The results also identified the specific approaches used by the coach that they found effective:

  • Focus on strengths: “I felt seen by Carolyn. In her own quiet way, she helped me identify strengths I was underutilizing and encouraged me to think bigger and aim higher in my goals for my team and the faculty. After working with her, I now feel excited about exercising my leadership in areas that are important to me like diversity, inclusion, and equity.”
  • Provide support and suggestions: “As I was trying to find my footing in a new role with greater responsibility, she was both a sounding board and a support, validating my observations, encouraging my decision-making, and providing ideas and strategies for addressing certain problems.

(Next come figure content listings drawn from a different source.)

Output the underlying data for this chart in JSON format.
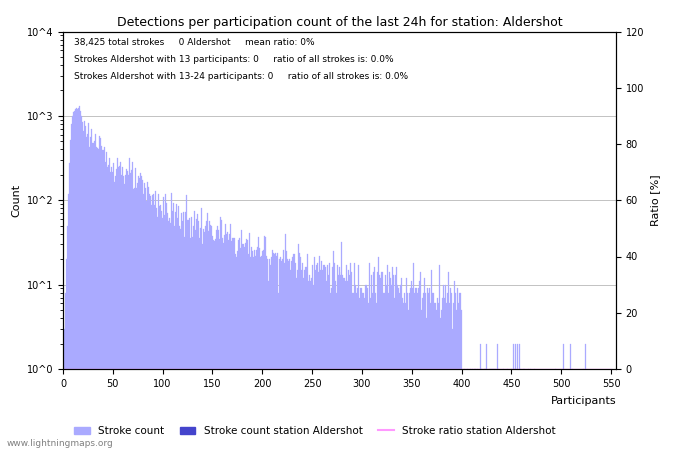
{
  "title": "Detections per participation count of the last 24h for station: Aldershot",
  "xlabel": "Participants",
  "ylabel_left": "Count",
  "ylabel_right": "Ratio [%]",
  "annotation_lines": [
    "38,425 total strokes     0 Aldershot     mean ratio: 0%",
    "Strokes Aldershot with 13 participants: 0     ratio of all strokes is: 0.0%",
    "Strokes Aldershot with 13-24 participants: 0     ratio of all strokes is: 0.0%"
  ],
  "xlim": [
    0,
    555
  ],
  "ylim_right": [
    0,
    120
  ],
  "bar_color": "#aaaaff",
  "station_bar_color": "#4444cc",
  "ratio_line_color": "#ff99ff",
  "background_color": "#ffffff",
  "grid_color": "#aaaaaa",
  "watermark": "www.lightningmaps.org",
  "legend_items": [
    {
      "label": "Stroke count",
      "color": "#aaaaff"
    },
    {
      "label": "Stroke count station Aldershot",
      "color": "#4444cc"
    },
    {
      "label": "Stroke ratio station Aldershot",
      "color": "#ff99ff"
    }
  ],
  "yticks_right": [
    0,
    20,
    40,
    60,
    80,
    100,
    120
  ],
  "xticks": [
    0,
    50,
    100,
    150,
    200,
    250,
    300,
    350,
    400,
    450,
    500,
    550
  ]
}
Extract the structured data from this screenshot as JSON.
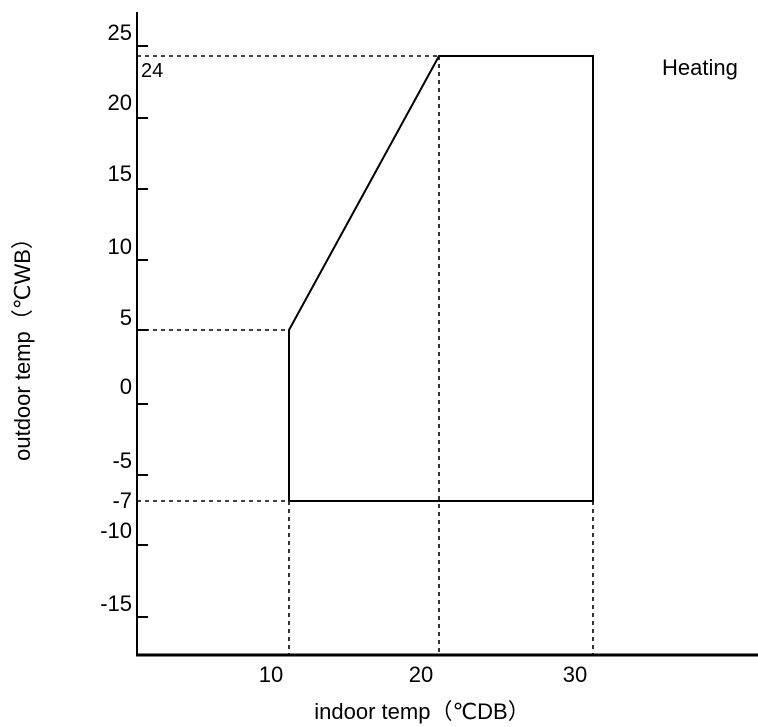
{
  "chart_data": {
    "type": "line",
    "title": "",
    "mode_label": "Heating",
    "xlabel": "indoor temp（℃DB）",
    "ylabel": "outdoor temp（℃WB）",
    "xlim": [
      0,
      40
    ],
    "ylim": [
      -20,
      26
    ],
    "x_ticks": [
      10,
      20,
      30
    ],
    "y_ticks": [
      25,
      20,
      15,
      10,
      5,
      0,
      -5,
      -10,
      -15
    ],
    "y_extra_labels": [
      {
        "value": -7,
        "label": "-7"
      },
      {
        "value": 24,
        "label": "24"
      }
    ],
    "grid": false,
    "series": [
      {
        "values": [
          {
            "x": 10,
            "y": -7
          },
          {
            "x": 10,
            "y": 5
          },
          {
            "x": 20,
            "y": 24
          },
          {
            "x": 30,
            "y": 24
          },
          {
            "x": 30,
            "y": -7
          },
          {
            "x": 10,
            "y": -7
          }
        ]
      }
    ],
    "reference_lines": [
      {
        "orientation": "horizontal",
        "y": 24,
        "x_to": 20
      },
      {
        "orientation": "horizontal",
        "y": 5,
        "x_to": 10
      },
      {
        "orientation": "horizontal",
        "y": -7,
        "x_to": 10
      },
      {
        "orientation": "vertical",
        "x": 10,
        "y_from": -7
      },
      {
        "orientation": "vertical",
        "x": 20,
        "y_from": 24
      },
      {
        "orientation": "vertical",
        "x": 30,
        "y_from": -7
      }
    ]
  }
}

The surveys were invaluable in identifying ways in which my coaching services could be improved, including:

  • Helping clients build their capacity to assume more responsibilities
  • Increasing their collaboration skills with peers and stakeholders
  • Helping leaders develop their mentorship abilities more fully
  • Requesting key stakeholders to be kept in the loop as to how the leader was doing in their development process

I have integrated these into my coaching practice, in the effort to continually improve my coaching effectiveness.

What should you expect from coaching, and what should you look for in a coach? Use this data to help you consider areas of leadership in which you’d like to improve and consider the approaches and qualities in a coach that will be most useful to you!